手術後4日目の朝に

2017年8月21日

 手術から丸4日が過ぎた。手術自体は予想より短時間で終わったし、悪いところはしっかり取ることができたと、医師から言われた。回復も早いように思われたが、週末の2日間では期待したような変化がなく、やや私の心を悩ませている。
 順調に行けば今週の金曜日に退院できるとのことだったので、週末には待っている生徒のレッスンもできると考えていたが、あと5日や6日でそこまで体力が戻るか、ちょっと自信がなくなってきた。
 食事は、昨日から粥が出るようになり、おかずも少しずつ形のあるものが食べられるようになったが、出された食事を懸命に食べていたら、下痢をしてしまった。食事の進み方が速すぎたのだろうか。昨夜遅くまで、何度もトイレへ行きたくなって、大変な思いをさせられた。今日がどんな1日になるか、正直に言って不安だ。

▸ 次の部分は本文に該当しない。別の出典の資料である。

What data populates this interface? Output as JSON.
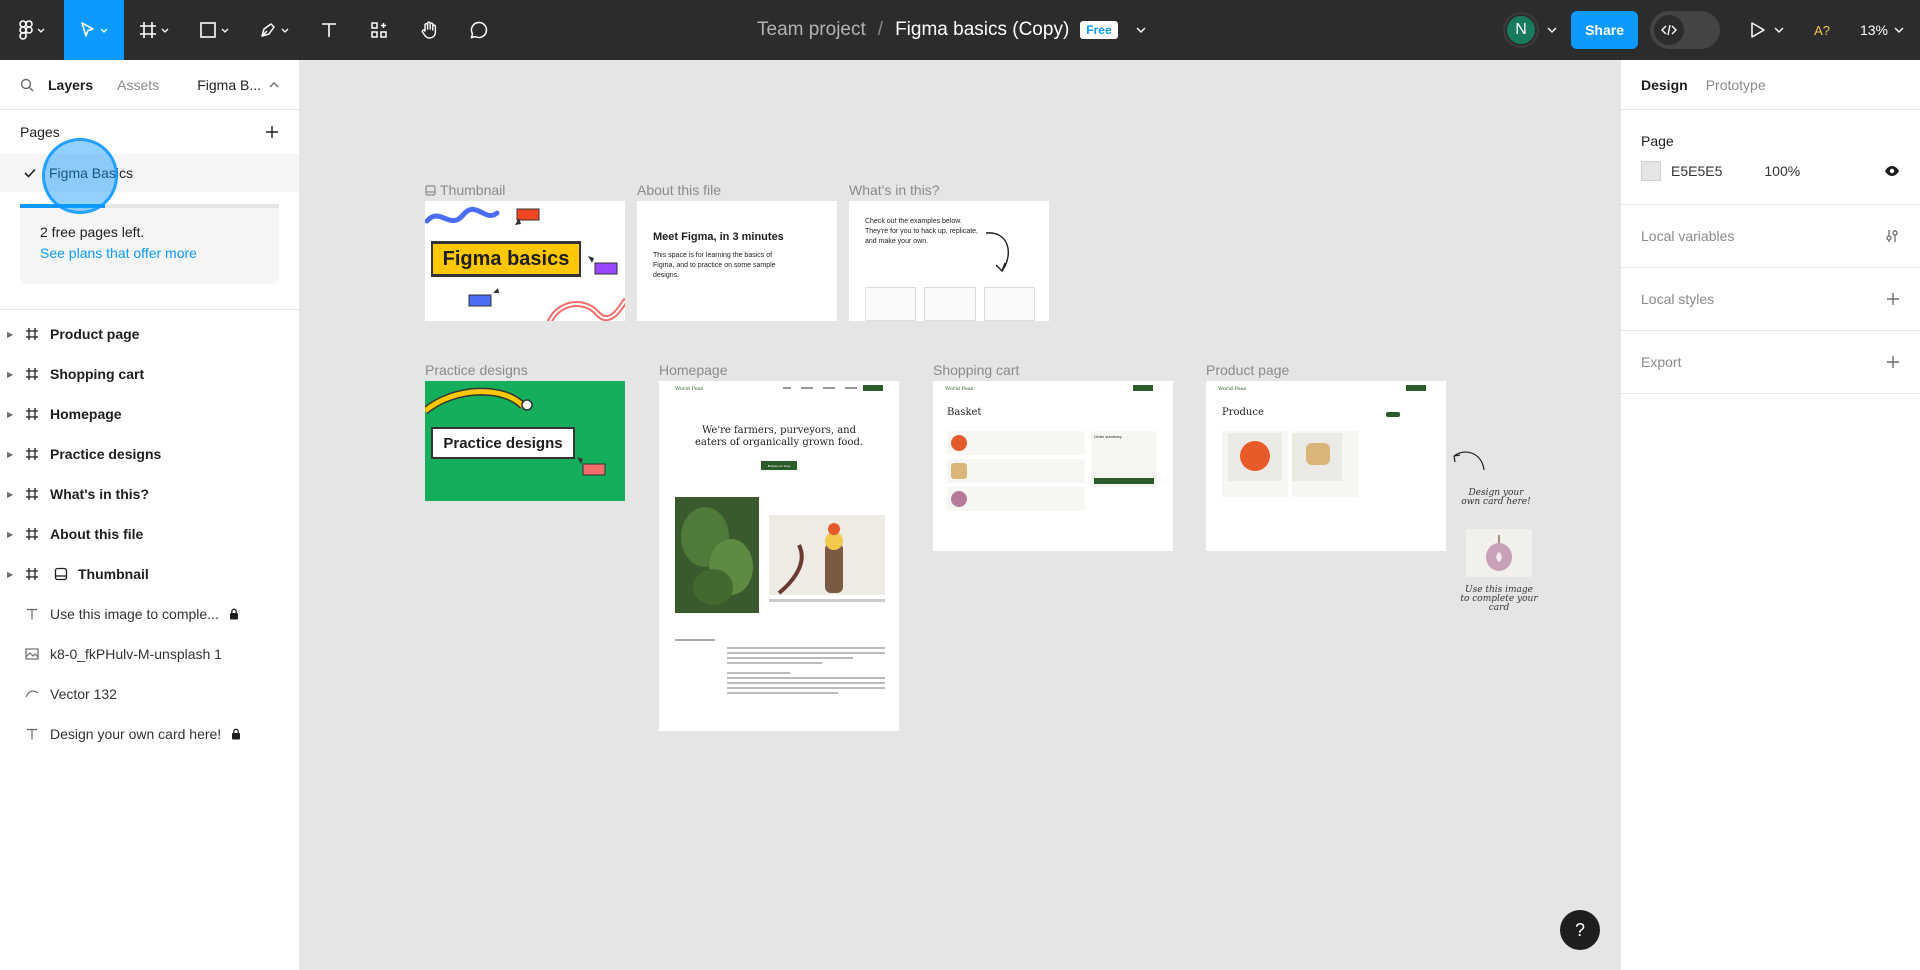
{
  "topbar": {
    "project": "Team project",
    "file_name": "Figma basics (Copy)",
    "plan_badge": "Free",
    "user_initial": "N",
    "share_label": "Share",
    "a11y_label": "A?",
    "zoom": "13%"
  },
  "left": {
    "tabs": {
      "layers": "Layers",
      "assets": "Assets",
      "file": "Figma B..."
    },
    "pages_heading": "Pages",
    "current_page": "Figma Basics",
    "free_pages": "2 free pages left.",
    "plans_link": "See plans that offer more",
    "free_pages_used_fraction": 0.33,
    "layers": [
      {
        "name": "Product page",
        "type": "frame"
      },
      {
        "name": "Shopping cart",
        "type": "frame"
      },
      {
        "name": "Homepage",
        "type": "frame"
      },
      {
        "name": "Practice designs",
        "type": "frame"
      },
      {
        "name": "What's in this?",
        "type": "frame"
      },
      {
        "name": "About this file",
        "type": "frame"
      },
      {
        "name": "Thumbnail",
        "type": "frame-thumbnail"
      },
      {
        "name": "Use this image to comple...",
        "type": "text",
        "locked": true
      },
      {
        "name": "k8-0_fkPHulv-M-unsplash 1",
        "type": "image"
      },
      {
        "name": "Vector 132",
        "type": "vector"
      },
      {
        "name": "Design your own card here!",
        "type": "text",
        "locked": true
      }
    ]
  },
  "right": {
    "tabs": {
      "design": "Design",
      "prototype": "Prototype"
    },
    "page_heading": "Page",
    "page_color_hex": "E5E5E5",
    "page_opacity": "100%",
    "local_variables": "Local variables",
    "local_styles": "Local styles",
    "export": "Export"
  },
  "canvas": {
    "labels": {
      "thumbnail": "Thumbnail",
      "about": "About this file",
      "whats_in": "What's in this?",
      "practice": "Practice designs",
      "homepage": "Homepage",
      "shopping": "Shopping cart",
      "product": "Product page"
    },
    "thumbnail_title": "Figma basics",
    "about_heading": "Meet Figma, in 3 minutes",
    "about_body": "This space is for learning the basics of Figma, and to practice on some sample designs.",
    "whats_in_body": "Check out the examples below. They're for you to hack up, replicate, and make your own.",
    "practice_title": "Practice designs",
    "homepage_brand": "World Peas",
    "homepage_headline": "We're farmers, purveyors, and eaters of organically grown food.",
    "homepage_cta": "Browse our shop",
    "basket_title": "Basket",
    "order_summary": "Order summary",
    "produce_title": "Produce",
    "card_note": "Design your own card here!",
    "image_note": "Use this image to complete your card"
  },
  "help_label": "?"
}
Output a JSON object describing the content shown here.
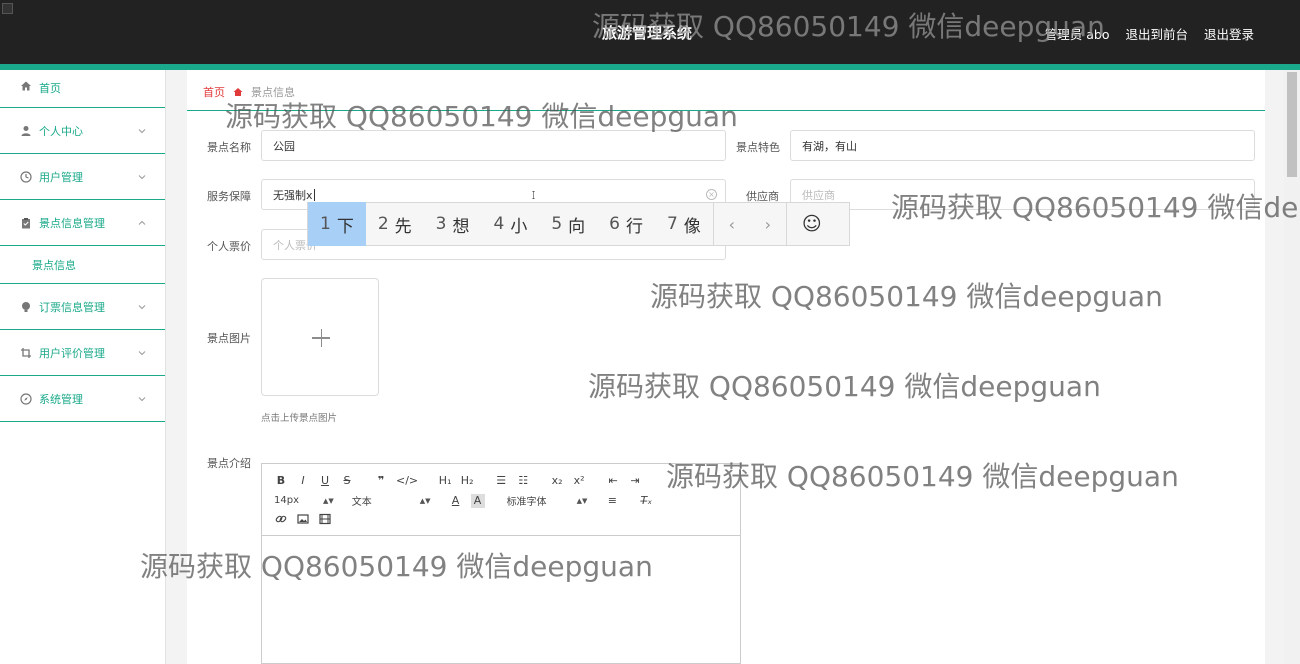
{
  "header": {
    "title": "旅游管理系统",
    "admin_label": "管理员 abo",
    "to_front_label": "退出到前台",
    "logout_label": "退出登录"
  },
  "sidebar": {
    "items": [
      {
        "label": "首页",
        "icon": "home-icon"
      },
      {
        "label": "个人中心",
        "icon": "user-icon"
      },
      {
        "label": "用户管理",
        "icon": "clock-icon"
      },
      {
        "label": "景点信息管理",
        "icon": "clipboard-icon"
      },
      {
        "label": "订票信息管理",
        "icon": "bulb-icon"
      },
      {
        "label": "用户评价管理",
        "icon": "crop-icon"
      },
      {
        "label": "系统管理",
        "icon": "compass-icon"
      }
    ],
    "sub_item": "景点信息"
  },
  "breadcrumb": {
    "home": "首页",
    "current": "景点信息"
  },
  "form": {
    "name_label": "景点名称",
    "name_value": "公园",
    "feature_label": "景点特色",
    "feature_value": "有湖，有山",
    "service_label": "服务保障",
    "service_value": "无强制x",
    "supplier_label": "供应商",
    "supplier_placeholder": "供应商",
    "price_label": "个人票价",
    "price_placeholder": "个人票价",
    "image_label": "景点图片",
    "upload_hint": "点击上传景点图片",
    "intro_label": "景点介绍"
  },
  "editor": {
    "font_size": "14px",
    "block_type": "文本",
    "font_family": "标准字体"
  },
  "ime": {
    "candidates": [
      {
        "num": "1",
        "char": "下"
      },
      {
        "num": "2",
        "char": "先"
      },
      {
        "num": "3",
        "char": "想"
      },
      {
        "num": "4",
        "char": "小"
      },
      {
        "num": "5",
        "char": "向"
      },
      {
        "num": "6",
        "char": "行"
      },
      {
        "num": "7",
        "char": "像"
      }
    ],
    "prev": "‹",
    "next": "›",
    "emoji": "☺"
  },
  "watermark": {
    "text": "源码获取 QQ86050149 微信deepguan"
  },
  "colors": {
    "accent": "#1aa98a",
    "header_bg": "#222222",
    "breadcrumb_home": "#e03a3a",
    "ime_highlight": "#a8d0f7"
  }
}
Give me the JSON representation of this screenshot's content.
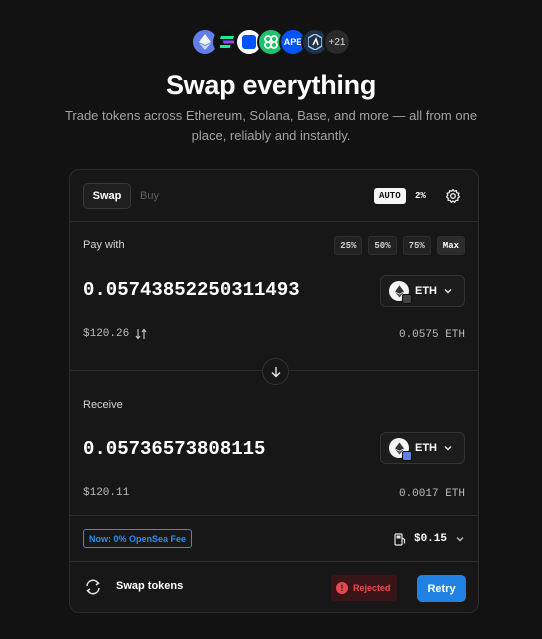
{
  "header": {
    "chains": [
      {
        "name": "ethereum-icon",
        "label": ""
      },
      {
        "name": "solana-icon",
        "label": ""
      },
      {
        "name": "base-icon",
        "label": ""
      },
      {
        "name": "apechain-icon",
        "label": ""
      },
      {
        "name": "ape-icon",
        "label": "APE"
      },
      {
        "name": "arbitrum-icon",
        "label": ""
      }
    ],
    "more_chains": "+21",
    "title": "Swap everything",
    "subtitle": "Trade tokens across Ethereum, Solana, Base, and more — all from one place, reliably and instantly."
  },
  "toolbar": {
    "tab_swap": "Swap",
    "tab_buy": "Buy",
    "auto_label": "AUTO",
    "slippage": "2%"
  },
  "pay": {
    "label": "Pay with",
    "percent_options": [
      "25%",
      "50%",
      "75%",
      "Max"
    ],
    "amount": "0.05743852250311493",
    "token": "ETH",
    "usd_value": "$120.26",
    "balance": "0.0575 ETH"
  },
  "receive": {
    "label": "Receive",
    "amount": "0.05736573808115",
    "token": "ETH",
    "usd_value": "$120.11",
    "balance": "0.0017 ETH"
  },
  "fees": {
    "badge": "Now: 0% OpenSea Fee",
    "gas": "$0.15"
  },
  "action": {
    "label": "Swap tokens",
    "status": "Rejected",
    "retry": "Retry"
  },
  "colors": {
    "background": "#121212",
    "card": "#171717",
    "accent_blue": "#2081e2",
    "error_red": "#f0484f"
  }
}
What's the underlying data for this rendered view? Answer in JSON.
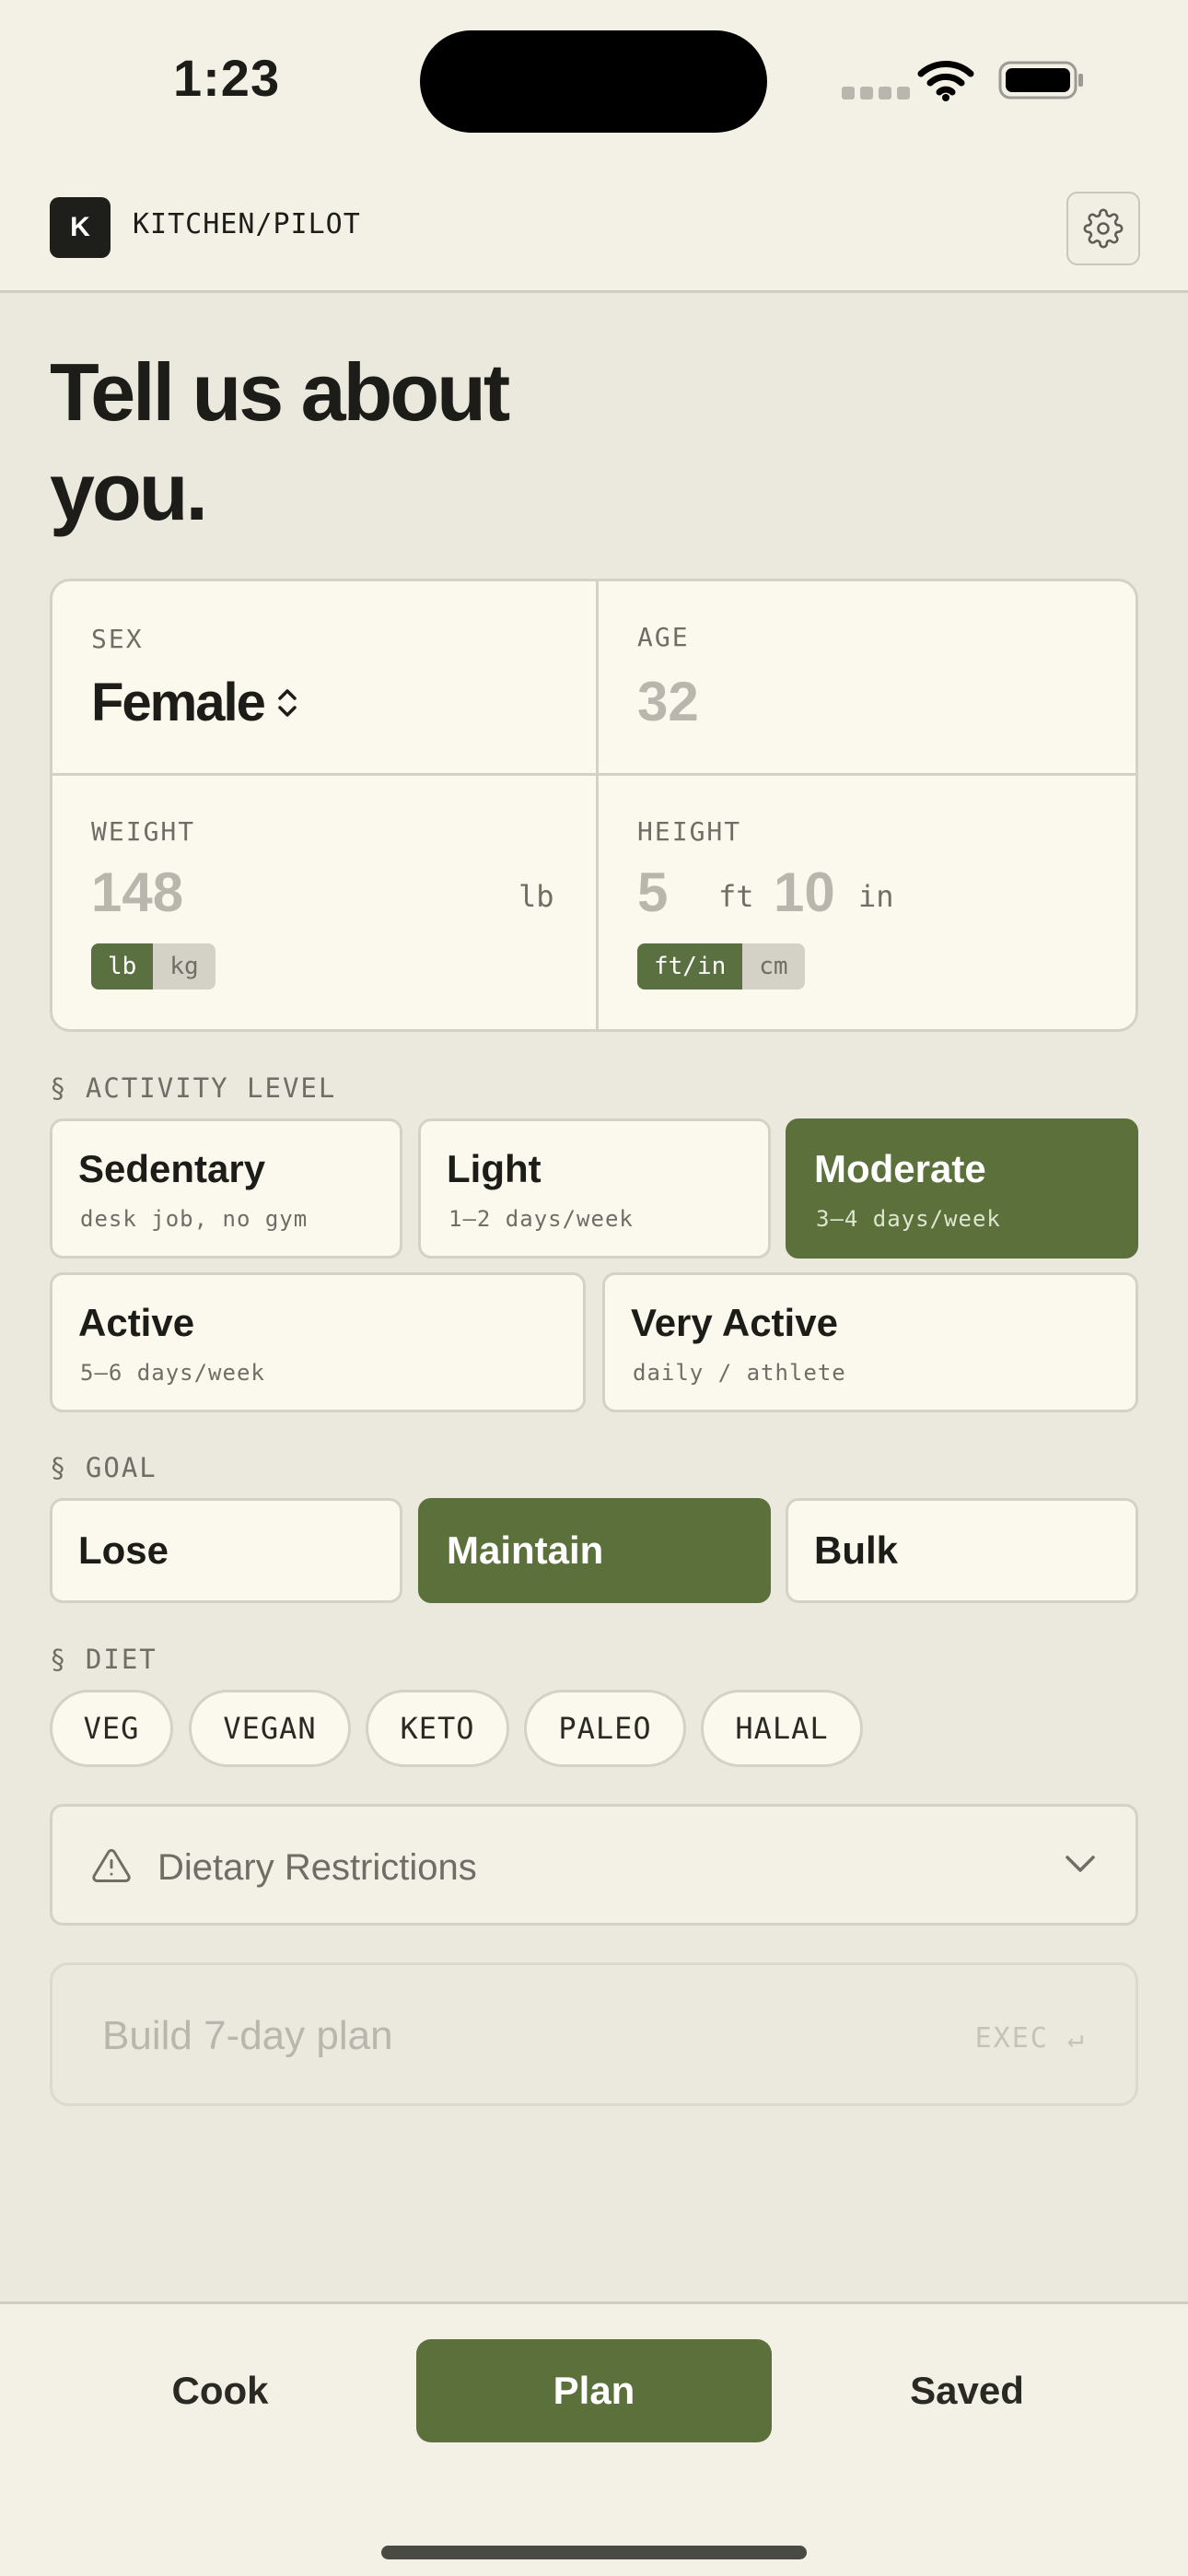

 お医者さんは、何人もの先生が入れ代わり立ち代わり部屋へ様子を見に来てくれるが、何か訴えても「頑張ってください」というだけで、あまり適切な指示が出てこない。間もなく「回診」といって、数人の先生が見回ってくれるので、そこで昨日の様子を話して、どんな反応をしてくれるのか、見てみよう。食事はこのままで良いのか、何か飲み薬はないのか、いろいろ質問しなければならない。
 「入院する」と言ったら、何人もの方から「ちょうど良い機会だからゆっくり身体ををお休め下さい」と言ってくれたが、病院はあまりゆっくり休めるところではないと、実感している。週末はもっとのんびりした気分で過ごせると思っていたのに、土曜日は朝から「頭を洗う」と言われて、洗ったのは良いがパジャマがすっかり濡れて、着替える羽目になったし、午後は「早い回復のために」と看護師に付いてもらって病棟内を10周した。ラジオやテレビに熱中していても、やれ血圧だ、やれ体温だと、時間に関係なく看護師がやってきて中断させられるし、私のイメージする「休み」とは程遠い状態だ。
 でも、もし「サイトウ・キネン」に参加するなら、ピッチを上げて譜読みをしなければならない。楽器なしでの暗譜はきついが、それに取り組まないと間に合わなくなってしまう。勿論、まだ傷の痛みも残っていて無理ができる状態ではないので、少しずつ働く時間を増やしながら、自分がどこまでできるかを考えて行こう。
 焦りは禁物、だが時間は待ってくれない。早い回復を神仏に祈り、お医者様方にいろいろ相談しながら、やってみよう。